Hybrid Force Motion Control with Estimated Surface Normal for Manufacturing Applications
Ehsan Nasiri, Long Wang
TL;DR
This work tackles the challenge of robust, high-precision force-controlled manipulation on uncertain surfaces by presenting a hybrid force-motion framework that incorporates online surface normal estimation. The core idea is to estimate the surface normal direction from force sensing and velocity commands while compensating for friction, enabling accurate probing and contact-tracking in manufacturing tasks. The authors implement the method in ROS2 and validate it on a 7-DoF manipulator with a force/torque sensor, demonstrating improved position-force tracking on linear, sinusoidal, and dome-shaped surfaces with an average gain of about 5%. The approach offers practical impact for precision manufacturing applications such as thermoplastic tape replacement, where surface geometry and friction can otherwise degrade performance.
Abstract
This paper proposes a hybrid force-motion framework that utilizes real-time surface normal updates. The surface normal is estimated via a novel method that leverages force sensing measurements and velocity commands to compensate the friction bias.

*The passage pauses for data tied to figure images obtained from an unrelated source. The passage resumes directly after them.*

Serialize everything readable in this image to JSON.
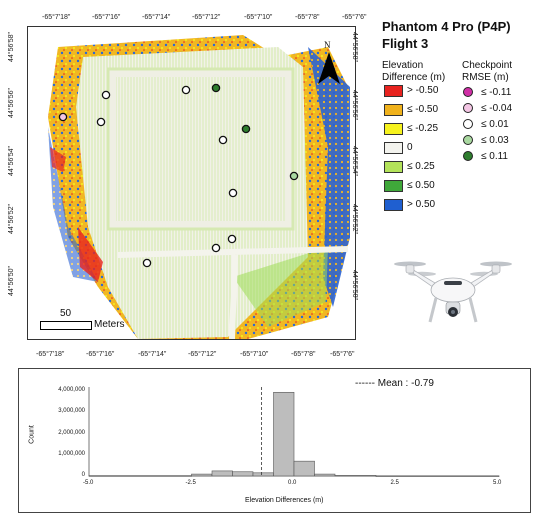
{
  "title": {
    "line1": "Phantom 4 Pro (P4P)",
    "line2": "Flight 3"
  },
  "north_label": "N",
  "scale_bar": {
    "value_label": "50",
    "unit_label": "Meters"
  },
  "top_ticks": [
    "-65°7'18\"",
    "-65°7'16\"",
    "-65°7'14\"",
    "-65°7'12\"",
    "-65°7'10\"",
    "-65°7'8\"",
    "-65°7'6\""
  ],
  "bottom_ticks": [
    "-65°7'18\"",
    "-65°7'16\"",
    "-65°7'14\"",
    "-65°7'12\"",
    "-65°7'10\"",
    "-65°7'8\"",
    "-65°7'6\""
  ],
  "left_ticks": [
    "44°56'58\"",
    "44°56'56\"",
    "44°56'54\"",
    "44°56'52\"",
    "44°56'50\""
  ],
  "right_ticks": [
    "44°56'58\"",
    "44°56'56\"",
    "44°56'54\"",
    "44°56'52\"",
    "44°56'50\""
  ],
  "elevation_legend": {
    "heading": "Elevation\nDifference (m)",
    "items": [
      {
        "label": "> -0.50",
        "color": "#e8231f"
      },
      {
        "label": "≤ -0.50",
        "color": "#f0b21c"
      },
      {
        "label": "≤ -0.25",
        "color": "#f6f21e"
      },
      {
        "label": "0",
        "color": "#f3f3ee"
      },
      {
        "label": "≤ 0.25",
        "color": "#b3e35a"
      },
      {
        "label": "≤ 0.50",
        "color": "#3fa83a"
      },
      {
        "label": "> 0.50",
        "color": "#1f5fd0"
      }
    ]
  },
  "checkpoint_legend": {
    "heading": "Checkpoint\nRMSE (m)",
    "items": [
      {
        "label": "≤ -0.11",
        "color": "#d02fa6"
      },
      {
        "label": "≤ -0.04",
        "color": "#f3c6e4"
      },
      {
        "label": "≤ 0.01",
        "color": "#ffffff"
      },
      {
        "label": "≤ 0.03",
        "color": "#a9d8a0"
      },
      {
        "label": "≤ 0.11",
        "color": "#2e7d2e"
      }
    ]
  },
  "histogram": {
    "mean_label": "------ Mean : -0.79",
    "ylabel": "Count",
    "xlabel": "Elevation Differences (m)",
    "y_ticks": [
      "4,000,000",
      "3,000,000",
      "2,000,000",
      "1,000,000",
      "0"
    ],
    "x_ticks": [
      "-5.0",
      "-2.5",
      "0.0",
      "2.5",
      "5.0"
    ]
  },
  "chart_data": {
    "type": "bar",
    "title": "",
    "xlabel": "Elevation Differences (m)",
    "ylabel": "Count",
    "xlim": [
      -5.0,
      5.0
    ],
    "ylim": [
      0,
      4200000
    ],
    "mean": -0.79,
    "bins": [
      {
        "x0": -5.0,
        "x1": -2.5,
        "count": 20000
      },
      {
        "x0": -2.5,
        "x1": -2.0,
        "count": 90000
      },
      {
        "x0": -2.0,
        "x1": -1.5,
        "count": 240000
      },
      {
        "x0": -1.5,
        "x1": -1.0,
        "count": 200000
      },
      {
        "x0": -1.0,
        "x1": -0.5,
        "count": 150000
      },
      {
        "x0": -0.5,
        "x1": 0.0,
        "count": 3950000
      },
      {
        "x0": 0.0,
        "x1": 0.5,
        "count": 700000
      },
      {
        "x0": 0.5,
        "x1": 1.0,
        "count": 90000
      },
      {
        "x0": 1.0,
        "x1": 2.0,
        "count": 30000
      },
      {
        "x0": 2.0,
        "x1": 5.0,
        "count": 10000
      }
    ]
  }
}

This approach is critical for robust execution of precision force-controlled tasks in manufacturing, such as thermoplastic tape replacement that traces surfaces or paths on a workpiece subject to uncertainties deviated from the model. We formulated the proposed method and implemented the framework in ROS2 environment. The approach was validated using kinematic simulations and a hardware platform. Specifically, we demonstrated the approach on a 7-DoF manipulator equipped with a force/torque sensor at the end-effector.